Gesundheitsunterricht könnte helfen

Von Ilse Schlingensiepen

Bei der Aufklärung und der Information über eine Volkskrankheit wie Diabetes liegt offensichtlich noch einiges im Argen, ganz besonders was Kinder und junge Leute betrifft. Eine aktuelle Umfrage zeigt: Jeder dritte Schüler würde es in der Schule nicht oder nur zögerlich erzählen, wenn er Diabetiker wäre. Der offene Umgang mit der Erkrankung würde offensichtlich vor allem den Kindern und Jugendlichen Probleme bereiten, die wenig über sie wissen.

Einbezogen in die Befragung, die Teil der bundesweiten Kampagne "Was weißt Du über Diabetes?" war, waren fast 4400 Schüler. Die Initiatoren gehen davon aus, dass die Ergebnisse repräsentativ sind. Also besteht Handlungsbedarf. Über eine Krankheit, von der ein nicht unerheblicher Teil der Bevölkerung betroffen ist, sollten Schüler mindestens genauso viel wissen wie über Primzahlen oder die Keilerei bei Issos.

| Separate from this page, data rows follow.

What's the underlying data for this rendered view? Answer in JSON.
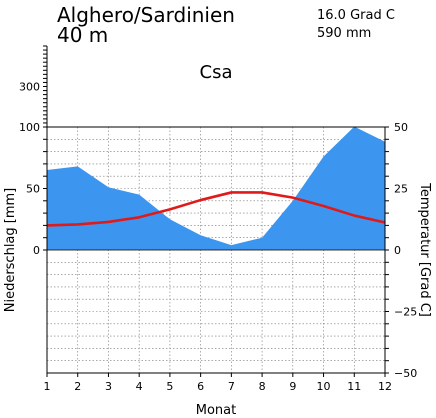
{
  "station": {
    "name": "Alghero/Sardinien",
    "elevation": "40 m",
    "mean_temperature": "16.0 Grad C",
    "annual_precipitation": "590 mm",
    "climate_class": "Csa"
  },
  "chart_data": {
    "type": "area",
    "title": "Alghero/Sardinien",
    "xlabel": "Monat",
    "ylabel_left": "Niederschlag [mm]",
    "ylabel_right": "Temperatur [Grad C]",
    "x": [
      1,
      2,
      3,
      4,
      5,
      6,
      7,
      8,
      9,
      10,
      11,
      12
    ],
    "x_tick_labels": [
      "1",
      "2",
      "3",
      "4",
      "5",
      "6",
      "7",
      "8",
      "9",
      "10",
      "11",
      "12"
    ],
    "precip_ticks": [
      {
        "value": 0,
        "label": "0"
      },
      {
        "value": 50,
        "label": "50"
      },
      {
        "value": 100,
        "label": "100"
      },
      {
        "value": 300,
        "label": "300"
      }
    ],
    "temp_ticks": [
      {
        "value": 50,
        "label": "50"
      },
      {
        "value": 25,
        "label": "25"
      },
      {
        "value": 0,
        "label": "0"
      },
      {
        "value": -25,
        "label": "−25"
      },
      {
        "value": -50,
        "label": "−50"
      }
    ],
    "precip_ylim": [
      -100,
      100
    ],
    "temp_ylim": [
      -50,
      50
    ],
    "precip_compressed_above": 100,
    "grid": true,
    "series": [
      {
        "name": "Niederschlag",
        "axis": "left",
        "kind": "area",
        "color": "#3c96f0",
        "values": [
          65,
          68,
          51,
          45,
          25,
          12,
          4,
          10,
          40,
          76,
          102,
          88
        ]
      },
      {
        "name": "Temperatur",
        "axis": "right",
        "kind": "line",
        "color": "#e01a1a",
        "values": [
          10,
          10.4,
          11.4,
          13.3,
          16.5,
          20.3,
          23.4,
          23.4,
          21.3,
          17.9,
          14,
          11.2
        ]
      }
    ]
  }
}
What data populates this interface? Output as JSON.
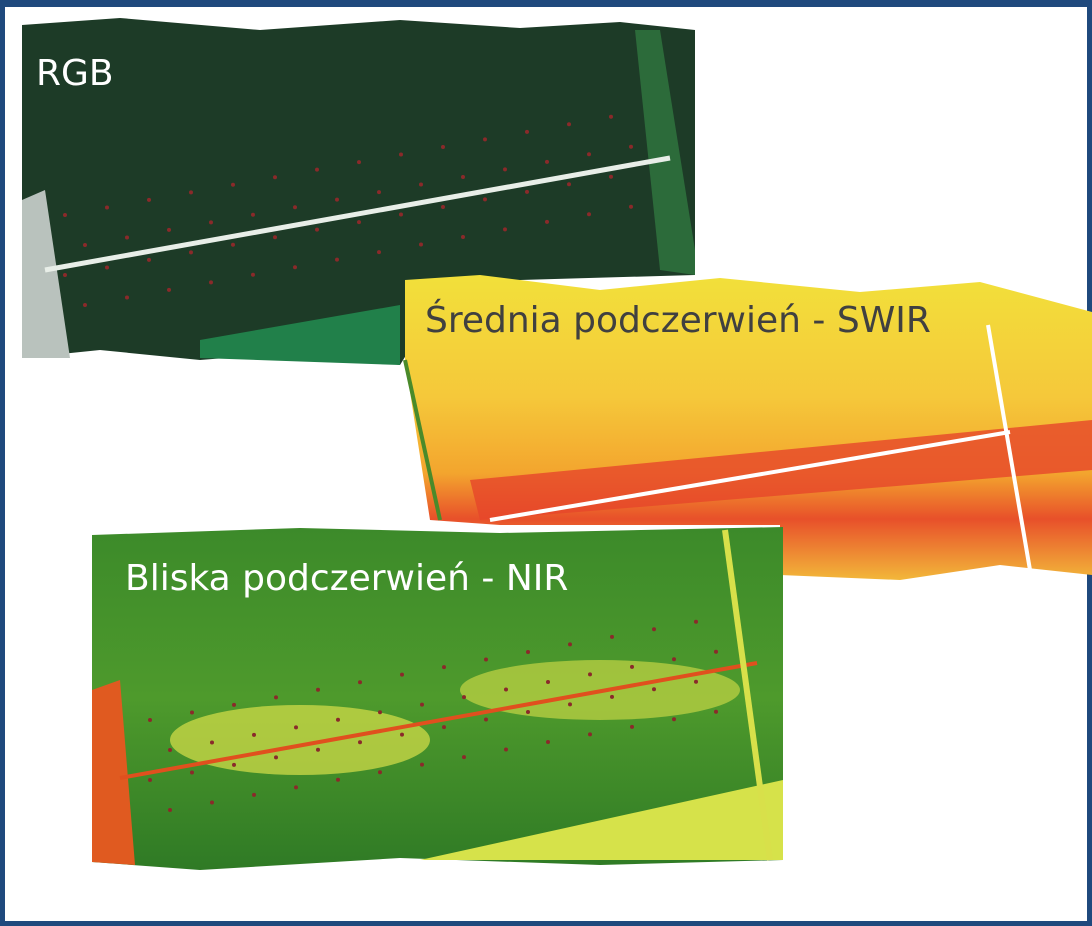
{
  "panels": [
    {
      "label": "RGB"
    },
    {
      "label": "Średnia podczerwień - SWIR"
    },
    {
      "label": "Bliska podczerwień - NIR"
    }
  ]
}
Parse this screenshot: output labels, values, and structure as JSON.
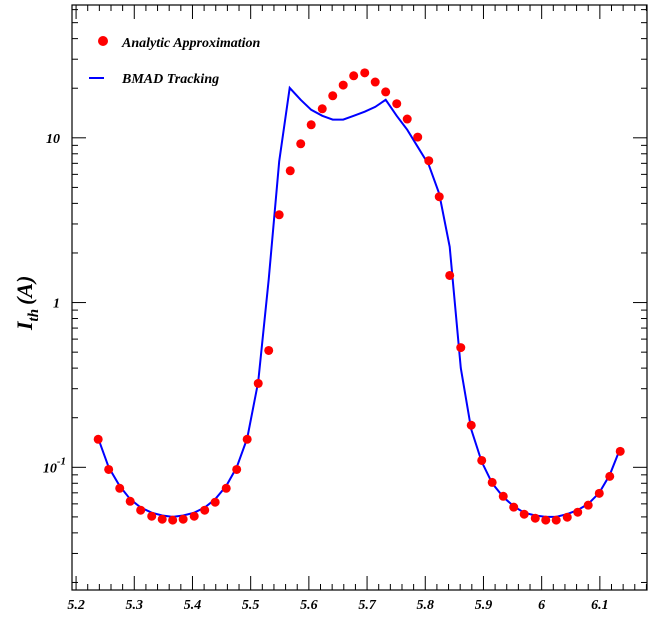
{
  "chart_data": {
    "type": "scatter+line",
    "title": "",
    "xlabel": "",
    "ylabel": "I",
    "ylabel_sub": "th",
    "ylabel_unit": "(A)",
    "yscale": "log",
    "xlim": [
      5.193,
      6.181
    ],
    "ylim": [
      0.018,
      64
    ],
    "grid": false,
    "legend_position": "top-left",
    "x_ticks": [
      5.2,
      5.3,
      5.4,
      5.5,
      5.6,
      5.7,
      5.8,
      5.9,
      6,
      6.1
    ],
    "x_tick_labels": [
      "5.2",
      "5.3",
      "5.4",
      "5.5",
      "5.6",
      "5.7",
      "5.8",
      "5.9",
      "6",
      "6.1"
    ],
    "y_ticks": [
      {
        "value": 10,
        "base": "10",
        "exp": ""
      },
      {
        "value": 1,
        "base": "1",
        "exp": ""
      },
      {
        "value": 0.1,
        "base": "10",
        "exp": "-1"
      }
    ],
    "series": [
      {
        "name": "Analytic Approximation",
        "kind": "scatter",
        "color": "#ff0000",
        "x": [
          5.238,
          5.256,
          5.275,
          5.293,
          5.311,
          5.33,
          5.348,
          5.366,
          5.384,
          5.403,
          5.421,
          5.439,
          5.458,
          5.476,
          5.494,
          5.513,
          5.531,
          5.549,
          5.568,
          5.586,
          5.604,
          5.623,
          5.641,
          5.659,
          5.677,
          5.696,
          5.714,
          5.732,
          5.751,
          5.769,
          5.787,
          5.806,
          5.824,
          5.842,
          5.861,
          5.879,
          5.897,
          5.915,
          5.934,
          5.952,
          5.97,
          5.989,
          6.007,
          6.025,
          6.044,
          6.062,
          6.08,
          6.099,
          6.117,
          6.135
        ],
        "y": [
          0.148,
          0.097,
          0.0746,
          0.0622,
          0.0549,
          0.0505,
          0.0484,
          0.0478,
          0.0484,
          0.0505,
          0.0549,
          0.0614,
          0.0746,
          0.097,
          0.148,
          0.323,
          0.512,
          3.41,
          6.31,
          9.2,
          12.0,
          15.0,
          18.0,
          20.9,
          23.8,
          24.8,
          21.8,
          19.0,
          16.1,
          13.0,
          10.1,
          7.26,
          4.39,
          1.46,
          0.533,
          0.18,
          0.11,
          0.081,
          0.0667,
          0.0573,
          0.0519,
          0.0491,
          0.0478,
          0.0478,
          0.0498,
          0.0534,
          0.0589,
          0.0695,
          0.0881,
          0.125
        ]
      },
      {
        "name": "BMAD Tracking",
        "kind": "line",
        "color": "#0000ff",
        "x": [
          5.238,
          5.256,
          5.275,
          5.293,
          5.311,
          5.33,
          5.348,
          5.366,
          5.384,
          5.403,
          5.421,
          5.439,
          5.458,
          5.476,
          5.494,
          5.513,
          5.531,
          5.549,
          5.567,
          5.586,
          5.604,
          5.623,
          5.641,
          5.659,
          5.677,
          5.696,
          5.714,
          5.732,
          5.751,
          5.769,
          5.787,
          5.806,
          5.824,
          5.842,
          5.861,
          5.879,
          5.897,
          5.915,
          5.934,
          5.952,
          5.97,
          5.989,
          6.007,
          6.025,
          6.044,
          6.062,
          6.08,
          6.099,
          6.117,
          6.135
        ],
        "y": [
          0.15,
          0.1,
          0.077,
          0.064,
          0.057,
          0.053,
          0.051,
          0.05,
          0.051,
          0.053,
          0.057,
          0.064,
          0.077,
          0.1,
          0.15,
          0.33,
          1.38,
          7.2,
          20.1,
          17.0,
          14.8,
          13.6,
          12.9,
          12.9,
          13.6,
          14.4,
          15.4,
          17.0,
          13.6,
          11.2,
          8.82,
          6.85,
          4.58,
          2.18,
          0.4,
          0.17,
          0.108,
          0.08,
          0.066,
          0.058,
          0.053,
          0.051,
          0.05,
          0.05,
          0.052,
          0.055,
          0.06,
          0.07,
          0.09,
          0.13
        ]
      }
    ]
  }
}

Dabei geht es nicht nur darum, mögliche Vorurteile gegenüber Diabetikern abzubauen, sondern auch darum, über das Wissen auch die Prävention zu stärken. In der Schule hat das gleich einen doppelten Effekt: Wenn die Schüler etwas über die Vorteile eines gesunden Lebensstils erfahren, transportieren sie vielleicht auch einen Teil des Wissens in ihre Familien.

Die Umfrage zu Diabetes hat erneut unter Beweis gestellt: Gesundheitsunterricht sollte ein fester Bestandteil der Lehrpläne an deutschen Schulen werden. Das wäre gut angelegtes Geld.